Je vous parle d’un temps que les moins de 20 ans ne peuvent pas connaître. Celui de l’âge d’or de la contestation étudiante. Dans les années 1970 et 1980, l’étudiant était engagé politiquement et faisait entendre sa voix dans la rue. La politique faisait partie prenante de la vie estudiantine. Des AG se tenaient régulièrement, pendant lesquelles les places sur les bancs des amphis coûtaient cher. Aujourd’hui, qui se soucie des réunions publiques tenues par les syndicats ? Hier, les étudiants toulousains créaient le SCALP (Section Carrément Anti Le Pen). Aujourd’hui ils s’amusent à voter Jean Luc Mélenchon à des élections fictives créées dans les différents campus.

Il y a peu, Rémi Fraisse, étudiant toulousain, était tué par les forces de l’ordre pour ses idées. La réaction ? Un blocage de l’université du Mirail qui tarde à se mettre en place faute d’ampleur du mouvement. Dans les autres campus ? On en parle. Oui, certes. Eh bien quoi ? C’est fait, c’est fait. Mais quelle aurait été la réaction du milieu étudiant il y a trente ans de cela ? Seuls quelques lycées parisiens ont bougé et encore timidement. Jeunesse révoltée, où es-tu ?

Comment expliquer ce changement d’attitude, de mentalité ? Qu’est devenue la fougue de la jeunesse ? Serions-nous devenus une masse silencieuse et obéissante comme le chantaient si bien les Pink Floyd dans « Another brick in the wall » ? Le temps des grandes manifestations étudiantes et lycéennes est révolu. Le combat se situe-t-il ailleurs ? Ou de guerre lasse, les jeunes se sont-ils résignés à abandonner leur rêve ancestral de construire un monde à leur image ?

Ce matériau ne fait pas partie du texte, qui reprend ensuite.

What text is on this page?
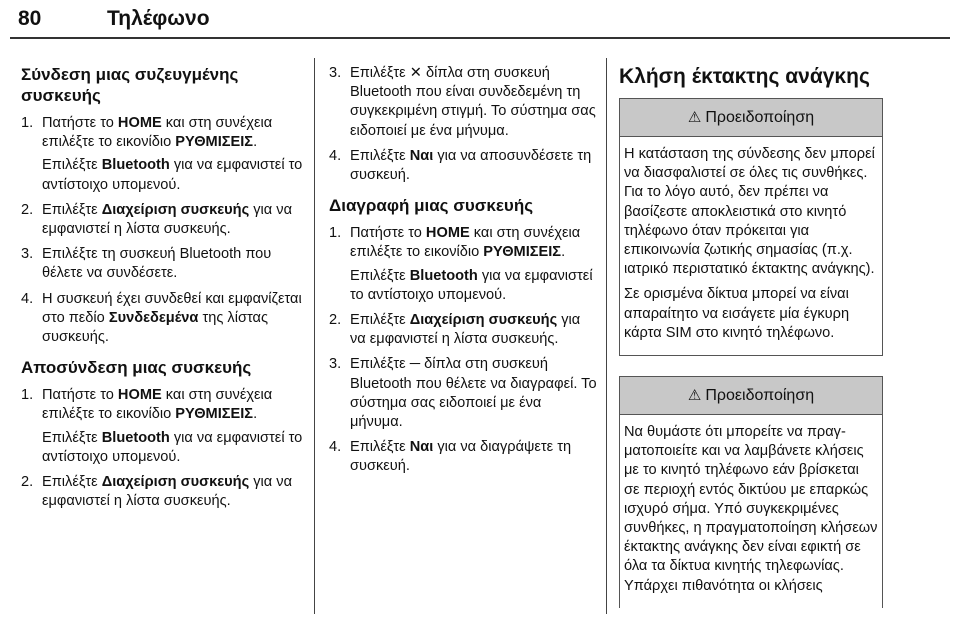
80	Τηλέφωνο
Σύνδεση μιας συζευγμένης συσκευής
1. Πατήστε το HOME και στη συνέχεια επιλέξτε το εικονίδιο ΡΥΘΜΙΣΕΙΣ.
Επιλέξτε Bluetooth για να εμφανιστεί το αντίστοιχο υπομενού.
2. Επιλέξτε Διαχείριση συσκευής για να εμφανιστεί η λίστα συσκευής.
3. Επιλέξτε τη συσκευή Bluetooth που θέλετε να συνδέσετε.
4. Η συσκευή έχει συνδεθεί και εμφανίζεται στο πεδίο Συνδεδεμένα της λίστας συσκευής.
Αποσύνδεση μιας συσκευής
1. Πατήστε το HOME και στη συνέχεια επιλέξτε το εικονίδιο ΡΥΘΜΙΣΕΙΣ.
Επιλέξτε Bluetooth για να εμφανιστεί το αντίστοιχο υπομενού.
2. Επιλέξτε Διαχείριση συσκευής για να εμφανιστεί η λίστα συσκευής.
3. Επιλέξτε ✕ δίπλα στη συσκευή Bluetooth που είναι συνδεδεμένη τη συγκεκριμένη στιγμή. Το σύστημα σας ειδοποιεί με ένα μήνυμα.
4. Επιλέξτε Ναι για να αποσυνδέσετε τη συσκευή.
Διαγραφή μιας συσκευής
1. Πατήστε το HOME και στη συνέχεια επιλέξτε το εικονίδιο ΡΥΘΜΙΣΕΙΣ.
Επιλέξτε Bluetooth για να εμφανιστεί το αντίστοιχο υπομενού.
2. Επιλέξτε Διαχείριση συσκευής για να εμφανιστεί η λίστα συσκευής.
3. Επιλέξτε ─ δίπλα στη συσκευή Bluetooth που θέλετε να διαγραφεί. Το σύστημα σας ειδοποιεί με ένα μήνυμα.
4. Επιλέξτε Ναι για να διαγράψετε τη συσκευή.
Κλήση έκτακτης ανάγκης
⚠ Προειδοποίηση

Η κατάσταση της σύνδεσης δεν μπορεί να διασφαλιστεί σε όλες τις συνθήκες. Για το λόγο αυτό, δεν πρέπει να βασίζεστε αποκλειστικά στο κινητό τηλέφωνο όταν πρόκειται για επικοινωνία ζωτικής σημασίας (π.χ. ιατρικό περιστατικό έκτακτης ανάγκης).

Σε ορισμένα δίκτυα μπορεί να είναι απαραίτητο να εισάγετε μία έγκυρη κάρτα SIM στο κινητό τηλέφωνο.

⚠ Προειδοποίηση

Να θυμάστε ότι μπορείτε να πραγματοποιείτε και να λαμβάνετε κλήσεις με το κινητό τηλέφωνο εάν βρίσκεται σε περιοχή εντός δικτύου με επαρκώς ισχυρό σήμα. Υπό συγκεκριμένες συνθήκες, η πραγματοποίηση κλήσεων έκτακτης ανάγκης δεν είναι εφικτή σε όλα τα δίκτυα κινητής τηλεφωνίας. Υπάρχει πιθανότητα οι κλήσεις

Autre explication : la situation économique particulièrement difficile oblige les étudiants à se préoccuper de leur avenir individuel plutôt que collectif. Les idées, on verra, ce qui importe, c’est le diplôme et le CDD derrière. Même si je dois évoluer dans une société injuste, intolérante et individualiste, je veux en faire partie. A tout prix.

L’omniprésence d’Internet dans les rapports humains est également un facteur d’apaisement des revendications étudiantes. Tout se fait sur la toile. On se documente sur Internet, on débat sur Internet. On exprime ses coups de gueule face à l’écran. Les manifestations d’antan se retrouvent peut-être aujourd’hui dans les statuts Facebook et Twitter, les pétitions électroniques et les commentaires en bas de page. Mais permettez-moi de douter de leur portée ! Jeunesse rebelle, où es-tu ?

Toujours est-il qu’aujourd’hui, l’esprit soixante-huitard est enterré. La jeunesse ne descend dans la rue que lors de trop rares occasions. Cette foule, fourmillante d’idées, à l’esprit novateur, tournée vers l’avenir, souvent incomprise de leurs aînés, n’a aujourd’hui plus foi en la révolte. Le Front National est le troisième parti de France, mais ils ne sont que quelques centaines dans les grandes villes du pays, à manifester contre lui. Jeunesse révoltée, où es-tu ?

A l’heure où j’écris, les facs toulousaines tiennent des AG contre le désengagement de l’Etat dans l’enseignement supérieur. A Sciences Po, elles ont réuni 50 étudiants sur le millier fréquentant l’établissement. 5% mobilisés. Au Mirail, 800 étaient présents à l’AG tenue jeudi dernier sur les 24 000 étudiants de la faculté. 3% mobilisés. Une manifestation étudiante est prévue demain jeudi 20 novembre. Combien seront-ils parmi les presque 100 000 jeunes fréquentant des établissements de l’enseignement supérieur ?

« L’utopie est la matrice de l’histoire et la sœur jumelle de la révolte », pour reprendre les propos de José Bové. Sans utopie, pas de révolte. Voilà peut être la vraie réponse à ma question… Jeunesse résignée, nous voilà.